To verify if your bins are part of a new phylum, You would need to generate a de novo bootstrapped tree and look at the support of the decorated nodes for the Marinisomatota branch.

ucassee commented 5 years ago

@pchaumeil Thanks for your reply. So do you mean if the RED values below the median phylum-level RED value ( 0.345), these bins are likely to be a new phlyum ? I am not sure how should I run de novo bootstrapped tree ? gtdbtk de_novo_wf --genome_dir Marinisomatota_dir --bac120_ms --outgroup_taxon p__Chloroflexota --taxa_filter p__Marinisomatota --out_dir de_novo_output like this ?

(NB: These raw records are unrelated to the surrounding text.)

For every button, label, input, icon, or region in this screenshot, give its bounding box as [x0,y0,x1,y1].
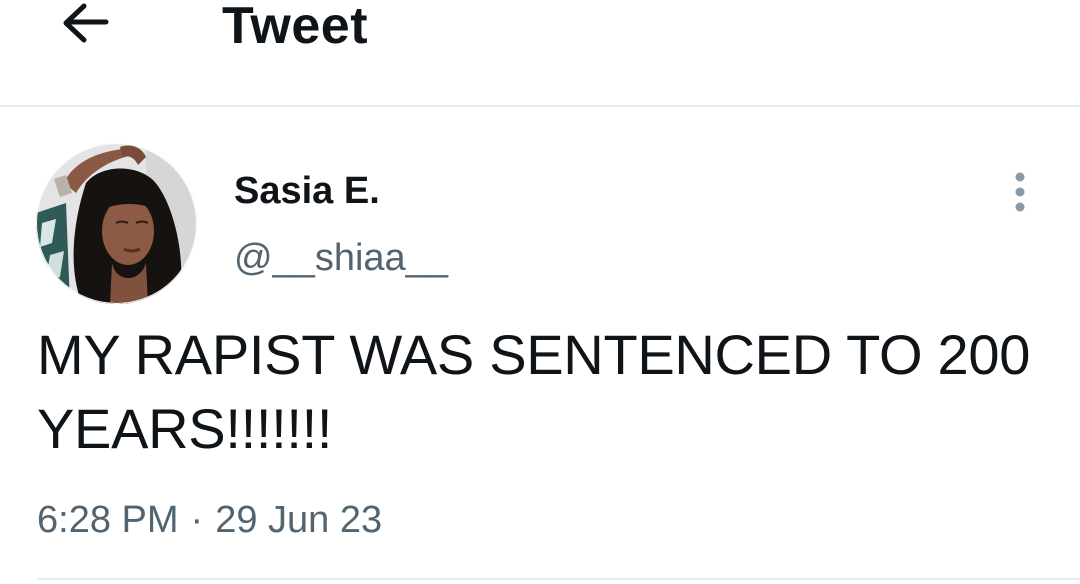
profile-photo [36,143,197,304]
tweet-timestamp[interactable]: 6:28 PM · 29 Jun 23 [37,497,382,543]
back-button[interactable] [56,0,112,48]
page-title: Tweet [222,0,369,55]
top-bar: Tweet [0,0,1080,107]
more-options-button[interactable] [1006,170,1034,214]
tweet-date: 29 Jun 23 [215,499,383,541]
avatar[interactable] [36,143,197,304]
divider [37,578,1080,580]
timestamp-separator: · [190,499,204,541]
tweet-text: MY RAPIST WAS SENTENCED TO 200 YEARS!!!!… [37,323,1031,460]
arrow-left-icon [63,3,109,43]
author-display-name[interactable]: Sasia E. [234,168,380,214]
more-vertical-icon [1015,172,1025,212]
tweet-time: 6:28 PM [37,499,179,541]
author-handle[interactable]: @__shiaa__ [234,235,448,281]
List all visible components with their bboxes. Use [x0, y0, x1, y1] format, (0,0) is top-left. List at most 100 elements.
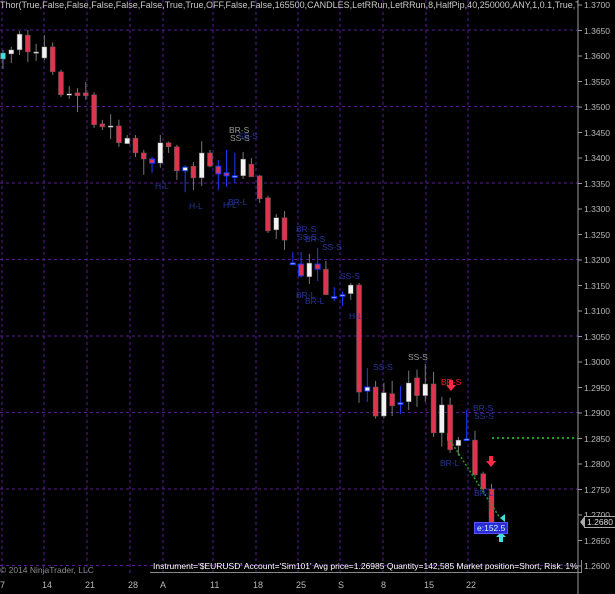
price-label: 1.2650 — [584, 535, 610, 546]
signal-label: H-L — [349, 311, 363, 321]
price-label: 1.3350 — [584, 178, 610, 189]
indicator-title: Thor(True,False,False,False,False,False,… — [0, 0, 578, 10]
candle-body — [397, 402, 404, 405]
candle-body — [381, 392, 387, 417]
signal-label: H-L — [189, 201, 203, 211]
signal-label: H-L — [155, 181, 169, 191]
candle-body — [207, 152, 213, 167]
chart-window: Thor(True,False,False,False,False,False,… — [0, 0, 615, 594]
candle-body — [331, 296, 338, 299]
candle-body — [256, 175, 263, 200]
candle-body — [463, 438, 470, 442]
date-label: S — [338, 580, 345, 590]
candle-body — [455, 439, 462, 446]
candle-body — [480, 473, 486, 490]
price-label: 1.3050 — [584, 331, 610, 342]
date-label: A — [160, 580, 167, 590]
candle-body — [265, 197, 271, 232]
price-label: 1.3200 — [584, 255, 610, 265]
candle-body — [215, 165, 222, 175]
candle-body — [116, 125, 122, 143]
price-label: 1.3150 — [584, 280, 610, 291]
candle-body — [49, 46, 56, 73]
candle-body — [165, 142, 172, 148]
candle-body — [99, 123, 106, 128]
date-label: 28 — [128, 580, 139, 590]
price-label: 1.2850 — [584, 433, 610, 444]
price-label: 1.3700 — [584, 0, 610, 10]
candle-body — [132, 137, 139, 154]
date-label: 14 — [42, 580, 53, 590]
date-label: 11 — [210, 580, 220, 590]
price-label: 1.3250 — [584, 229, 610, 240]
candle-body — [240, 158, 246, 177]
candle-body — [439, 404, 445, 434]
signal-label: BR-S — [441, 377, 462, 387]
candle-body — [74, 92, 81, 97]
candle-body — [174, 146, 180, 172]
price-label: 1.3500 — [584, 102, 610, 112]
candle-body — [430, 383, 437, 434]
signal-label: SS-S — [474, 411, 494, 421]
current-price-tag: 1.2680 — [584, 516, 615, 528]
price-label: 1.2600 — [584, 561, 610, 571]
candle-body — [372, 386, 379, 417]
copyright: © 2014 NinjaTrader, LLC — [0, 565, 94, 575]
date-label: 15 — [424, 580, 435, 590]
price-label: 1.3450 — [584, 127, 610, 138]
candle-body — [141, 152, 147, 160]
candle-body — [414, 377, 420, 396]
candle-body — [273, 217, 279, 231]
candle-body — [33, 51, 39, 54]
candle-body — [8, 49, 15, 55]
signal-label: SS-S — [408, 352, 428, 362]
candle-body — [298, 263, 305, 277]
candle-body — [248, 163, 255, 178]
candle-body — [281, 217, 288, 241]
price-label: 1.3100 — [584, 306, 610, 316]
price-label: 1.2900 — [584, 408, 610, 418]
candle-body — [198, 152, 205, 179]
signal-label: SS-S — [373, 362, 393, 372]
candle-body — [231, 175, 238, 178]
candle-body — [289, 262, 296, 266]
candle-body — [0, 52, 6, 60]
candle-body — [25, 34, 31, 53]
candle-body — [314, 263, 321, 270]
price-label: 1.2800 — [584, 459, 610, 469]
candle-body — [190, 165, 197, 179]
signal-label: SS-S — [322, 242, 342, 252]
candle-body — [348, 284, 354, 294]
candle-body — [124, 137, 130, 144]
trade-tag: e:152.5 — [474, 522, 509, 534]
date-label: 7 — [0, 580, 6, 590]
candle-body — [364, 386, 371, 392]
date-label: 8 — [381, 580, 387, 590]
signal-label: H-L — [223, 200, 237, 210]
date-label: 25 — [296, 580, 307, 590]
candle-body — [157, 142, 164, 164]
signal-label: BR-L — [440, 458, 460, 468]
candle-body — [422, 383, 429, 396]
candle-body — [389, 393, 395, 407]
candle-body — [447, 404, 453, 450]
price-label: 1.3600 — [584, 51, 610, 61]
price-label: 1.3000 — [584, 357, 610, 367]
signal-label: BR-L — [474, 488, 494, 498]
candle-body — [41, 46, 48, 59]
candle-body — [306, 262, 313, 278]
price-label: 1.3400 — [584, 153, 610, 163]
signal-label: SS-S — [340, 271, 360, 281]
candle-body — [182, 166, 189, 172]
candle-body — [339, 294, 346, 297]
signal-label: SS-S — [238, 131, 258, 141]
price-label: 1.3650 — [584, 25, 610, 36]
candle-body — [58, 71, 64, 96]
position-status: Instrument='$EURUSD' Account='Sim101' Av… — [150, 560, 582, 573]
candle-body — [66, 93, 72, 96]
signal-label: BR-L — [305, 296, 325, 306]
price-label: 1.2950 — [584, 382, 610, 393]
candle-body — [405, 382, 412, 403]
candle-body — [356, 284, 362, 393]
candle-body — [83, 92, 89, 97]
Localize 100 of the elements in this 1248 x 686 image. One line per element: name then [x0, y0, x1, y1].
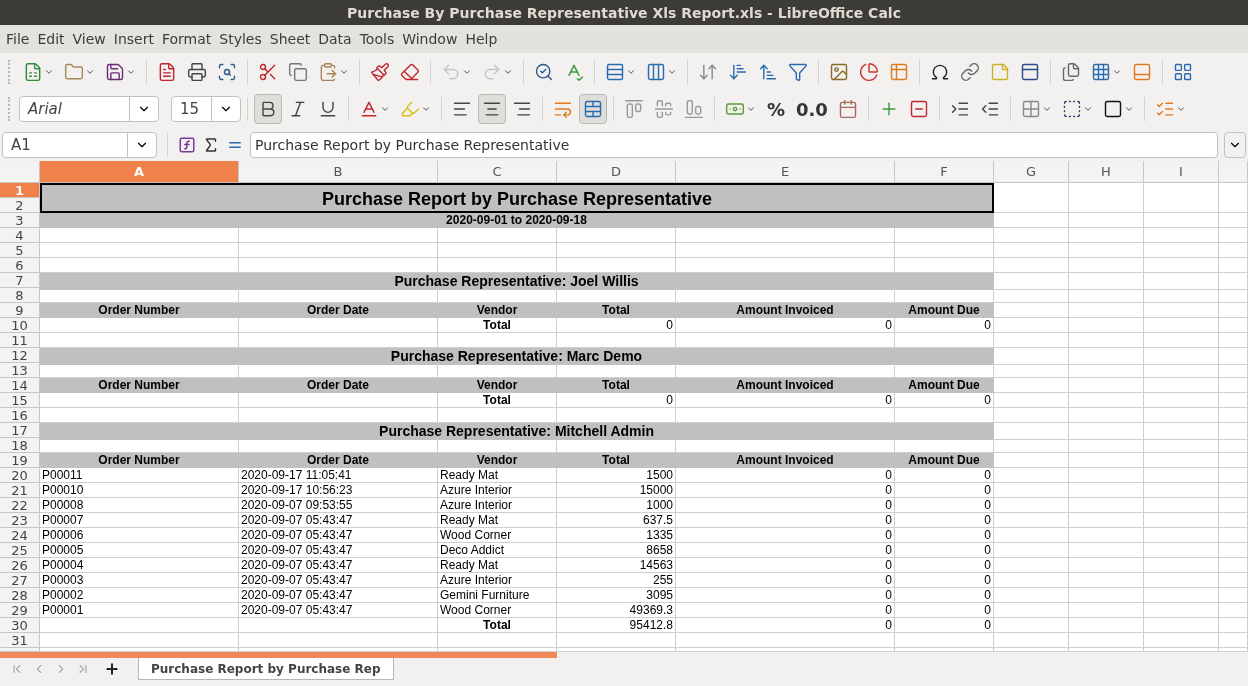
empty-cell	[1219, 243, 1248, 258]
menu-item[interactable]: Insert	[109, 31, 158, 47]
row-number[interactable]: 15	[0, 393, 40, 408]
menu-item[interactable]: Help	[461, 31, 502, 47]
row-number[interactable]: 21	[0, 483, 40, 498]
row-number[interactable]: 27	[0, 573, 40, 588]
font-name-field[interactable]: Arial	[19, 96, 159, 122]
column-label[interactable]: F	[895, 161, 994, 183]
row-number[interactable]: 26	[0, 558, 40, 573]
filter-icon	[788, 61, 808, 82]
empty-cell	[1219, 228, 1248, 243]
row-number[interactable]: 5	[0, 243, 40, 258]
row-number[interactable]: 19	[0, 453, 40, 468]
table-cell: 2020-09-17 11:05:41	[239, 468, 438, 483]
row-number[interactable]: 7	[0, 273, 40, 288]
row-number[interactable]: 13	[0, 363, 40, 378]
table-cell: P00007	[40, 513, 239, 528]
menu-item[interactable]: Sheet	[265, 31, 315, 47]
corner-cell[interactable]	[0, 161, 40, 183]
row-number[interactable]: 9	[0, 303, 40, 318]
row-number[interactable]: 29	[0, 603, 40, 618]
empty-cell	[1219, 468, 1248, 483]
underline-icon	[318, 99, 338, 119]
row-number[interactable]: 11	[0, 333, 40, 348]
column-label[interactable]: I	[1144, 161, 1219, 183]
empty-cell	[1219, 573, 1248, 588]
menu-item[interactable]: Edit	[33, 31, 69, 47]
table-cell: 2020-09-07 05:43:47	[239, 573, 438, 588]
row-number[interactable]: 4	[0, 228, 40, 243]
table-cell: 0	[895, 468, 994, 483]
indent-increase-icon	[949, 99, 970, 119]
scroll-bar[interactable]	[0, 652, 557, 658]
bold-button[interactable]	[254, 94, 282, 124]
column-label[interactable]: D	[557, 161, 676, 183]
empty-cell	[1219, 618, 1248, 633]
align-left-icon	[452, 99, 472, 119]
columns-icon	[646, 61, 666, 82]
expand-button[interactable]	[1224, 131, 1246, 158]
row-number[interactable]: 24	[0, 528, 40, 543]
menu-item[interactable]: Window	[398, 31, 462, 47]
row-number[interactable]: 17	[0, 423, 40, 438]
row-number[interactable]: 2	[0, 198, 40, 213]
table-cell: 0	[676, 588, 895, 603]
row-number[interactable]: 22	[0, 498, 40, 513]
number-format-button[interactable]: 0.0	[792, 94, 832, 124]
print-preview-icon	[217, 61, 237, 82]
table-cell: 0	[895, 573, 994, 588]
row-number[interactable]: 25	[0, 543, 40, 558]
table-cell: 0	[895, 618, 994, 633]
name-box[interactable]: A1	[2, 131, 157, 158]
column-label[interactable]: G	[994, 161, 1069, 183]
table-cell: P00008	[40, 498, 239, 513]
column-label[interactable]: C	[438, 161, 557, 183]
menu-item[interactable]: Tools	[355, 31, 399, 47]
section-heading: Purchase Representative: Mitchell Admin	[40, 423, 994, 440]
row-number[interactable]: 18	[0, 438, 40, 453]
column-label[interactable]: H	[1069, 161, 1144, 183]
table-cell: 0	[676, 618, 895, 633]
empty-cell	[1219, 318, 1248, 333]
row-number[interactable]: 30	[0, 618, 40, 633]
row-number[interactable]: 3	[0, 213, 40, 228]
menu-item[interactable]: Format	[157, 31, 216, 47]
font-size-field[interactable]: 15	[171, 96, 241, 122]
table-cell: Azure Interior	[438, 483, 557, 498]
merge-cells-button[interactable]	[579, 94, 607, 124]
menu-item[interactable]: File	[2, 31, 34, 47]
row-number[interactable]: 8	[0, 288, 40, 303]
first-icon	[10, 662, 24, 676]
row-number[interactable]: 6	[0, 258, 40, 273]
sheet-tab[interactable]: Purchase Report by Purchase Rep	[138, 658, 394, 680]
column-label[interactable]: E	[676, 161, 895, 183]
table-cell: 0	[676, 528, 895, 543]
function-icon[interactable]	[178, 135, 196, 154]
table-cell: Azure Interior	[438, 498, 557, 513]
pivot-table-icon	[889, 61, 909, 82]
row-number[interactable]: 31	[0, 633, 40, 648]
table-cell: 15000	[557, 483, 676, 498]
row-number[interactable]: 12	[0, 348, 40, 363]
indent-decrease-icon	[979, 99, 1000, 119]
row-number[interactable]: 16	[0, 408, 40, 423]
row-number[interactable]: 23	[0, 513, 40, 528]
table-cell: 2020-09-07 09:53:55	[239, 498, 438, 513]
column-label[interactable]: B	[239, 161, 438, 183]
row-number[interactable]: 14	[0, 378, 40, 393]
menu-item[interactable]: Styles	[215, 31, 266, 47]
number-format-button[interactable]: %	[762, 94, 790, 124]
align-button[interactable]	[478, 94, 506, 124]
menu-item[interactable]: Data	[314, 31, 356, 47]
empty-cell	[1219, 603, 1248, 618]
table-cell: P00004	[40, 558, 239, 573]
table-cell: P00011	[40, 468, 239, 483]
formula-field[interactable]: Purchase Report by Purchase Representative	[250, 131, 1218, 158]
column-header: Order Number	[40, 378, 239, 393]
borders-icon	[1020, 99, 1041, 119]
row-number[interactable]: 20	[0, 468, 40, 483]
empty-cell	[1219, 528, 1248, 543]
row-number[interactable]: 28	[0, 588, 40, 603]
column-header: Total	[557, 453, 676, 468]
menu-item[interactable]: View	[68, 31, 110, 47]
row-number[interactable]: 10	[0, 318, 40, 333]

pchaumeil commented 5 years ago

So do you mean if the RED values below the median phylum-level RED value ( 0.345), these bins are likely to be a new phylum ? It will depends on the branch the bins are on. If your bins have a RED values of 0.33 and are placed on the parent branch of pMarinisomatota (0.385) . They will still be considered as pMarinisomatota because they are bringing the RED value of pMarinisomatota closer to median phylum-level RED value ( 0.345). But if your bins have a RED values of 0.33 and are placed on the parent branch of pPatescibacteria(0.341),They will be considered as a new phylum because, otherwise, they would bring the RED value of p__Patescibacteria farther to median phylum-level RED value ( 0.345).

GTDB-Tk doesn't generate bootstrapped trees. So, you will have to get the MSA generated from GTDB=Tk and generate the bootstrapped tree with your preferred phylogenetic tree construction software.

ucassee commented 5 years ago

Hi @pchaumeil . The gtdbtk.bac120.msa.fasta file contains 23470 sequences. Should I use all of them to generate the bootstrapped tree? I guess it may take a long time to do it . The following is the gdtbtk classification result:

bin.25 dBacteria;pMarinisomatota;c;o;f;g;s N/A N/A N/A N/A N/A N/A N/A N/A N/A dBacteria;;c;o;f;g;s Placement taxonomic novelty determined using RED N/A 72.94 11 0.341112511073 N/A bin.90 dBacteria;pMarinisomatota;c;o;f;g;s N/A N/A N/A N/A N/A N/A N/A N/A N/A dBacteria;;c;o;f;g;s Placement taxonomic novelty determined using RED N/A 94.4 11 0.339904346943 N/A bin.1 dBacteria;pMarinisomatota;c;o;f;g;s N/A N/A N/A N/A N/A N/A N/A N/A N/A dBacteria;;c;o;f;g;s Placement taxonomic novelty determined using RED N/A 94.74 11 0.338366749158 N/A bin.3 dBacteria;pMarinisomatota;c;o;f;g;s N/A N/A N/A N/A N/A N/A N/A N/A N/A dBacteria;;c;o;f;g;s Placement taxonomic novelty determined using RED N/A 83.27 11 0.336853438411 N/A

Do you mean the key point to determine whether they belong to new phylum is depend on whether they cluster with Marinisomatota on reference tree? If they are closer to other phlyum other than reference Marinisomatota on the tree, they are likely to be a new phylum.

pchaumeil commented 5 years ago

For a potential new phylum, we would recommend using the full MSA. As a pre-screening, you could pick one representative per order ( or family) to create a bootstrapped tree.

To make sure genomes are part of a new phylum , We would create bootstrapped tree using different models and different sets of markers. You also need to take into consideration other characteristicsfor your bins like completeness,contamination,quality.....

ucassee commented 5 years ago

Hi @pchaumeil.
I got it! Thanks for your patience!

pchaumeil commented 5 years ago

No worries, good luck with your research!